Exhausted by the run from the market and a fear and anxiety that had not let her sleep for days, the mother collapsed on a cot and went to sleep.
As she slept, the child's fever rose. Iku was thinking that it was time to take the child away, so she made the sickness worse. Iku went up to the door and found that it was unlatched and had not closed all the way. Death slipped in through the crack, hurrying to get to the child before the mother awoke.
Iku strode across the room with her usual firm and silent steps. But, when her hard and bony heels stepped on the okra, the fruit burst open. Iku slipped and slid. All the okra on the floor oozed its sap as Iku slipped from one side of the room to the other. The sap was as slippery as soap. Both of death's feet slipped out from under her. Her long arm bones windmilled trying to regain her balance.
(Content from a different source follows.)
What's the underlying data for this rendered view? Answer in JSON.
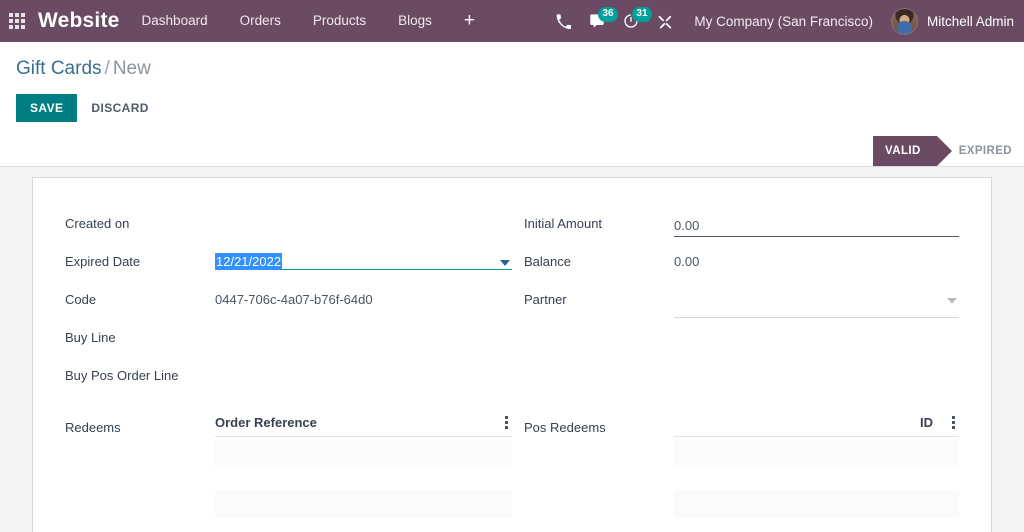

"Oh, crap," she cried. And, before she could say anything else, her bony hips hit the floor, shaking loose all her joints.
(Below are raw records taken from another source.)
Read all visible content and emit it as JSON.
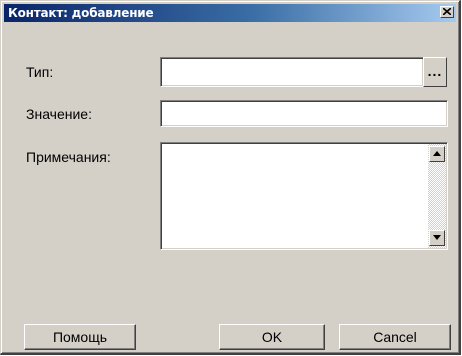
{
  "window": {
    "title": "Контакт: добавление"
  },
  "form": {
    "type_label": "Тип:",
    "type_value": "",
    "browse_label": "...",
    "value_label": "Значение:",
    "value_value": "",
    "notes_label": "Примечания:",
    "notes_value": ""
  },
  "buttons": {
    "help": "Помощь",
    "ok": "OK",
    "cancel": "Cancel"
  },
  "icons": {
    "close": "close-icon",
    "scroll_up": "arrow-up-icon",
    "scroll_down": "arrow-down-icon"
  }
}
Iku had to slip and dig through the mess of okra to find one or two little bones that had come off. She made her way very carefully to the door. Outside, Orunmila waited for her.
"How are you this afternoon, Iku?" he asked very politely.
"Curse you, Orunmila," she spat. "I know that this is all your fault. Curse you and that cursed woman in there for getting you to help her."
"Are you coming again?" Orunmila called out as Iku hobbled off down the path.
She turned and gave him an evil look.
"Are you crazy?" she said. "I'm going to wait a long time and make sure that okra is gone."
Orunmila is highly regarded within the Santeria pantheon. He is the Orisha that predicts the future. He is in charge of destiny, both human and Orisha.
He is an invisible presence at every birth, since he also oversees pregnancies and the care and raising of children.
He knows how to use the ceremonial and healing herbs and instructs human beings in their uses.
Orunmila is the intermediary between humans and Olodumare.
The Santeros and the Babalawos are familiar with the problems and tragedies that afflict human beings. Thanks to Orunmila, who communicates with them through the oracles, the Babalawo or the Santero can come up with the solution to a person's problems. Their advice must be followed to the letter.
Orunmila never possesses a human being. It is felt that he is too important and close to Olodumare for that. In a Santeria ceremony, the Iyalochas of Oshun dance for him since he does not have a physical body that can enjoy the drumming and dancing.